A hidden chemistry lab was recently unearthed by a worker overseeing renovations being made to the Rotunda at the University of Virginia. School officials say the room is directly connected to none other than Thomas Jefferson (1743-1826), who helped design the building. Most people know Jefferson as the third president of the United States and principal author of the Declaration of Independence. But did you know that he also founded the University of Virginia?
The "chemical hearth," which traces its origins to the 1820s, is thought to be one of the few remaining in the world, as most of the hearths from the era have been destroyed. Not only did it feature two sources of heat for conducting experiments, but it also had a system for pulling out fumes.
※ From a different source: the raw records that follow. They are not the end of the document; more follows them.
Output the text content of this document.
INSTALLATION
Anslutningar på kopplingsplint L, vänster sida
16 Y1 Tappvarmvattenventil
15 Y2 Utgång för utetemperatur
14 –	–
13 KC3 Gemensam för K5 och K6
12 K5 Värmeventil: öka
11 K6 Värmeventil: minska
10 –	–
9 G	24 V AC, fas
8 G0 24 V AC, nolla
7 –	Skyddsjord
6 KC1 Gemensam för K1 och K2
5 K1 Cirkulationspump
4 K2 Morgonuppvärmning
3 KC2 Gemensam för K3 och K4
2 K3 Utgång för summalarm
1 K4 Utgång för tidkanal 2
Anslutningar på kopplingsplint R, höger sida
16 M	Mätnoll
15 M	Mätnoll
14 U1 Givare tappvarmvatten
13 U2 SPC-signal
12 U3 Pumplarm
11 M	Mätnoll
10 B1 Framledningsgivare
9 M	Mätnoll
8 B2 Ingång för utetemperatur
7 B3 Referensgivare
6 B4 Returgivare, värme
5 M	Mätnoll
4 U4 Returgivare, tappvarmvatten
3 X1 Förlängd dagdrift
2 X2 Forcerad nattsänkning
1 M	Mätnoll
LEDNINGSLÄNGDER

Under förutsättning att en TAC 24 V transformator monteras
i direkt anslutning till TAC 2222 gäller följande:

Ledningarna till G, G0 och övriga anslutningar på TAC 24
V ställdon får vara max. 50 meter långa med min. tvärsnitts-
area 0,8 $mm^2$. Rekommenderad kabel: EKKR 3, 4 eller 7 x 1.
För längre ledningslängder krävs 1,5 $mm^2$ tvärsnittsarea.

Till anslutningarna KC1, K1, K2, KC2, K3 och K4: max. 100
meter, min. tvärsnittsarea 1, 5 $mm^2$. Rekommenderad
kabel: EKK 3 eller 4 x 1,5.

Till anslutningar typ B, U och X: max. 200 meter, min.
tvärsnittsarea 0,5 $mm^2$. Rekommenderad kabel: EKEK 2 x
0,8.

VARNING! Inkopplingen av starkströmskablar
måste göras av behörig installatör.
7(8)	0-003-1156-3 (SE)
The room, which school officials describe as "a semi-circular niche in the north end of the Lower East Oval Room," was preserved because the walls of the hearth were closed shut in the mid-1800s. Moreover, Thomas Jefferson collaborated with the university's first professor of natural history, John Emmet, to outfit the space.
The University plans to keep the hearth on display once all renovations are complete.
I can only imagine how that project manager must have felt after realizing (if he did at all) that he'd accidentally stumbled upon a piece of history. Imagine coming face to face with something that Thomas Jefferson helped conceive -- how cool is that? It's like being transported back to the early 19th century.
Are there any historic places you've visited in your life so far?
How would you have felt if you had discovered the chemistry lab?